Vous avez lancé une pétition aussi pour la dénucléarisation ?
Le MAN a aussi lancé une campagne (pétition, lobbying auprès des parlementaires, action de rue) pour une France sans arme nucléaire. Nous avons été satisfait que le prix Nobel de la Paix 2017 reconnaisse ce combat
Parlez nous des violences faites aux femmes
Contrairement à ce qu’on pense souvent les femmes sont plus victimes de violence de la part de leur entourage que de personnes inconnues dans la rue. En France, les violences conjugales qui peuvent prendre la forme de violence physique, verbale, psychologique, économique….. concernent 10%des femmes, et tous les trois jours une femme meurt de violence conjugale (pour les hommes c’est 1 décès toutes les 3 semaines).
Quid des violences sexuelles ?
Les campagnes menées actuellement mettent en lumière les violences sexuelles qui font partie des violences « invisibles », que notre société banalise. Une femme sur cinq et un homme sur quatorze déclarent avoir déjà subi des violences sexuelles. Dans 81% des cas, les victimes sont des mineurs. Dans 94% des situations, les agresseurs sont des proches, une victime sur deux est agressée avant l’âge de 11 ans (enquête UNICEF 2014). C’est effarant et scandaleux. Ces crimes sont la plupart du temps impunis.
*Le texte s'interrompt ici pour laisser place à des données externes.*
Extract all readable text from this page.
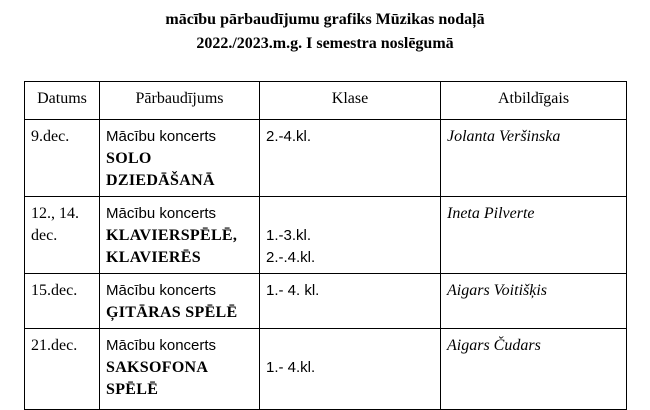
mācību pārbaudījumu grafiks Mūzikas nodaļā
2022./2023.m.g. I semestra noslēgumā
Datums	Pārbaudījums	Klase	Atbildīgais

9.dec.	Mācību koncerts
SOLO
DZIEDĀŠANĀ	2.-4.kl.	Jolanta Veršinska

12., 14.
dec.	Mācību koncerts
KLAVIERSPĒLĒ,
KLAVIERĒS	1.-3.kl.
2.-.4.kl.	Ineta Pilverte

15.dec.	Mācību koncerts
ĢITĀRAS SPĒLĒ	1.- 4. kl.	Aigars Voitišķis

21.dec.	Mācību koncerts
SAKSOFONA
SPĒLĒ	1.- 4.kl.	Aigars Čudars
Si beaucoup de victimes ne parlent pas, c’est soit qu’elles ont développé une amnésie traumatique, soit parce que cela leur semble dangereux de parler (peur de déstabiliser la famille: dénoncer son violeur est une charge énorme), soit parce que personne ne peut entendre ou voir l’impensable, ou encore qu’elles se sentent coupables de ce qu’elles ont subi. Tous portent à vie les conséquences de ces crimes.
Mais un mouvement anti silence est en route ces temps cis?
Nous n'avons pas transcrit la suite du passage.